Of course, by turning down the outside funding, Marshall also understands the decision could impact the larger vision he had involving making Over a more professional product. But he also didn’t want to put himself in a situation where he felt pressured by the money to find an “exit” if things didn’t progress the way investors wanted. (If only more companies could say this!)

Now on Android, the app offers a “thumb-friendly” navigation style designed to work better on larger-screened phones, while also introducing the handful of features noted above, which are now being developed for iOS.

The new store experience will be especially helpful, too, as it’s something of a pain point for the company today.


When Over was featured by Apple during the App Store’s recent birthday, the app, normally $1.99, went free and saw 4.6 million downloads during the week. But issues with the store prevented conversions from being as high as they should have been.

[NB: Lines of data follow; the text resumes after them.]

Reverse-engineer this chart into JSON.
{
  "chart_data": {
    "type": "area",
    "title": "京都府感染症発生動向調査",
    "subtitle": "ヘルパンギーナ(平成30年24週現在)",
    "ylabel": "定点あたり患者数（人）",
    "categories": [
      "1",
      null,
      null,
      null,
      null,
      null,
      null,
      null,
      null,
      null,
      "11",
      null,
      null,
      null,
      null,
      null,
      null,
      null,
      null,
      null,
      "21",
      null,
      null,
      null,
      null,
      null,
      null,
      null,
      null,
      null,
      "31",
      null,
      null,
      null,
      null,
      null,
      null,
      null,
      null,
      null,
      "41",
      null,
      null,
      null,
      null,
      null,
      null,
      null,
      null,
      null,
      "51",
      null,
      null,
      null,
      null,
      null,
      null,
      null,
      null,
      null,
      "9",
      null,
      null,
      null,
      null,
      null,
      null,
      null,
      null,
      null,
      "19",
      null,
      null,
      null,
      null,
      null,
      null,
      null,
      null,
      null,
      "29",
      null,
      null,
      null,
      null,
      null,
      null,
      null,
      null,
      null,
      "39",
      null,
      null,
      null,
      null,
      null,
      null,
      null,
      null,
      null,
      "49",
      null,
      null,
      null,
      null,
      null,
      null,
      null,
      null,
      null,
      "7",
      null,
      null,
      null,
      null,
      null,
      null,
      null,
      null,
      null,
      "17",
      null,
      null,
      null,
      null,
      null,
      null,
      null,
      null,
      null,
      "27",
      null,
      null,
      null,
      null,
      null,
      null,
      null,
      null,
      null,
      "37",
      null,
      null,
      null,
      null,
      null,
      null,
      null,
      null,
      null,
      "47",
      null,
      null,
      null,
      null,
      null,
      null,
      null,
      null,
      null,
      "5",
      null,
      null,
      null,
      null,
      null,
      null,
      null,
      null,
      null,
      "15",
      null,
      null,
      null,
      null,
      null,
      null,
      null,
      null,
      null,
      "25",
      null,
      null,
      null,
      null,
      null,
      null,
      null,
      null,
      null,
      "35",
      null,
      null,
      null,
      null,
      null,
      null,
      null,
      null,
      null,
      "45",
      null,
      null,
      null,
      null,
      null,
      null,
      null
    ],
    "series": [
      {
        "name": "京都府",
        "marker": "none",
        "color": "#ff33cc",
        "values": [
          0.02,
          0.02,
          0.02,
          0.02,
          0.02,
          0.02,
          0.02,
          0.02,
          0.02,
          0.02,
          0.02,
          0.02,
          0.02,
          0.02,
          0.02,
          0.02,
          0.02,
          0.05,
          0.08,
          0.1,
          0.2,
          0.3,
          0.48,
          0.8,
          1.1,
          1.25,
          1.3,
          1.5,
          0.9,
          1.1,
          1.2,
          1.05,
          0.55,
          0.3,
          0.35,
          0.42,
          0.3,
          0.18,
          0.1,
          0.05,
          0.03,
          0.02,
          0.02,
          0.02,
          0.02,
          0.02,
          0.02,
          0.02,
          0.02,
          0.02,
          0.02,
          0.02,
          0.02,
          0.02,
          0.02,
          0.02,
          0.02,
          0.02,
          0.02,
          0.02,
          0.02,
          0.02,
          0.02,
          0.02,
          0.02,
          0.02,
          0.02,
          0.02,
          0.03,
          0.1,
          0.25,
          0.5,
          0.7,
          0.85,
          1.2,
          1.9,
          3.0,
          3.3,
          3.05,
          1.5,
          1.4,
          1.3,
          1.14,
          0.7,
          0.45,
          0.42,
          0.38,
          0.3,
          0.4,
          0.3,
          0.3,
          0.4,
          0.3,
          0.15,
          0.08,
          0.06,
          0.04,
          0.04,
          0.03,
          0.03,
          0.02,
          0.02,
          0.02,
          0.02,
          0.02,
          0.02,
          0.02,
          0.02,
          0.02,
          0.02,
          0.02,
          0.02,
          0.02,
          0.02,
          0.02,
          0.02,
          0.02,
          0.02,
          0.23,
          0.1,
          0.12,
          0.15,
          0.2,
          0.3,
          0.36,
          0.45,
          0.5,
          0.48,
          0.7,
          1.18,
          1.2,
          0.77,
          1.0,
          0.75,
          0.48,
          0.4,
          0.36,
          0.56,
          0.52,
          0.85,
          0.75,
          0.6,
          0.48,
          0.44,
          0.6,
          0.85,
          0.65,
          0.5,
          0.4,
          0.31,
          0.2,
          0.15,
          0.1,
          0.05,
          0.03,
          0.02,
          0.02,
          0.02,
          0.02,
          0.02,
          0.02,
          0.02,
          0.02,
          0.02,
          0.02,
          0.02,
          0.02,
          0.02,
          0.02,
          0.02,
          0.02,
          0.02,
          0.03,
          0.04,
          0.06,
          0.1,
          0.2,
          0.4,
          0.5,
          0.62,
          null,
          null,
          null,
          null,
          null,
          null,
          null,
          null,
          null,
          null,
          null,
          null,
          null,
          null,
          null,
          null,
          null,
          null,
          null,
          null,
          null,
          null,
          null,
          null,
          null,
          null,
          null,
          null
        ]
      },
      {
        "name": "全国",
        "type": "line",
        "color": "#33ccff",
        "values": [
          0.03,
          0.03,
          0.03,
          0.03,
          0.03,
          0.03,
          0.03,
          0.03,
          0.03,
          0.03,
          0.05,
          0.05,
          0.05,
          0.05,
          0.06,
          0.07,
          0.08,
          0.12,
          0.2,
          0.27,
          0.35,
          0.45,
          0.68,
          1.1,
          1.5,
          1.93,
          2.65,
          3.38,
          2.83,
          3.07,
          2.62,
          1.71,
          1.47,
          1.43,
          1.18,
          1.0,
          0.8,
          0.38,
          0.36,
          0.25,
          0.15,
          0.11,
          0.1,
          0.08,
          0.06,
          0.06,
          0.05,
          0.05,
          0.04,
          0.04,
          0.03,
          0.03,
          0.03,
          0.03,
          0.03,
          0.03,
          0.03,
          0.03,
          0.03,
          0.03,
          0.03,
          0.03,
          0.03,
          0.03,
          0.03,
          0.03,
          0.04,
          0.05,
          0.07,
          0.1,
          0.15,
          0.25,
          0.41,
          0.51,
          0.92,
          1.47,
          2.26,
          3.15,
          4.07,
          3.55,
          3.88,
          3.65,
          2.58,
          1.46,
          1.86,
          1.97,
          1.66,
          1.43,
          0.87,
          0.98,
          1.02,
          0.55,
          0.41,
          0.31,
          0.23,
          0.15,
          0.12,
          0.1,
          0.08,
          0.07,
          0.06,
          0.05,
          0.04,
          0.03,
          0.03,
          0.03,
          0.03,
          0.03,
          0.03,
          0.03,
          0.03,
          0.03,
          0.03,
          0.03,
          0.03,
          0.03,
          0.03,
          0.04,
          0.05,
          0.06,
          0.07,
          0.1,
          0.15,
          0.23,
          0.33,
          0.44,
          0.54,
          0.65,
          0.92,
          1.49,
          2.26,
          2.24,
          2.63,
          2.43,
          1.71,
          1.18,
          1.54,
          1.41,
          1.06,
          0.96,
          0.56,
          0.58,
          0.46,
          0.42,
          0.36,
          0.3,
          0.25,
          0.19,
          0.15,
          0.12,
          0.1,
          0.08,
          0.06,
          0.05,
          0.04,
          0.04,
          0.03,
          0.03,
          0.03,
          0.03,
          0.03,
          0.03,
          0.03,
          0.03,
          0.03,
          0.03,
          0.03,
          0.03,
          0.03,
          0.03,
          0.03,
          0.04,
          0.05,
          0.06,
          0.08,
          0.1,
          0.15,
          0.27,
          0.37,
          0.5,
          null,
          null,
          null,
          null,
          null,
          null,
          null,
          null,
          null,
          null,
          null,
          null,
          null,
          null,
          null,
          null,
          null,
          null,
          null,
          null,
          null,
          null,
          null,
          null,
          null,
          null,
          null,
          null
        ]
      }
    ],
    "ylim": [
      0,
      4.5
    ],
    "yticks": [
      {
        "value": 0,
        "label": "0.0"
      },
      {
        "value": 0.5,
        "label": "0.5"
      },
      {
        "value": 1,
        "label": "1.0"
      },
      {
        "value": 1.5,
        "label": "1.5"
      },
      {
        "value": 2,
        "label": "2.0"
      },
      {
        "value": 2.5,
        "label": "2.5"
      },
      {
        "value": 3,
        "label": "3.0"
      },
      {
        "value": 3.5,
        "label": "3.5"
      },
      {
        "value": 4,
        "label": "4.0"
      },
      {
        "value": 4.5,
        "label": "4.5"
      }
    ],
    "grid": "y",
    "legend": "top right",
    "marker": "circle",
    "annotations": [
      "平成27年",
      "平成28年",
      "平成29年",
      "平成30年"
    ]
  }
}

“Our store was breaking…we still made some money, but we didn’t make anywhere close to what we should have made,” Marshall admits. “We’re talking abysmal failures rates,” he says. Those conversion rates were not even close to 1%, but the hope is the fixes now on Android, and soon iOS, will address those problems. That can’t happen fast enough, because I just tried to buy an artwork pack on iOS today, and was given an error message instead of a download.

Over is now the core product for the company, formerly known as Potluck, though it still has some spin-offs like Obaby (a baby-focused version of Over) live in the App Store. While those generate some income, Over is the app being actively developed, and for Android, it will be the only application – at least for now.

Longer-term, Marshall says the plan is to roll out a suite of related apps that help people be creative on mobile devices.

Over is 99 cents on Google Play for a limited time during its launch.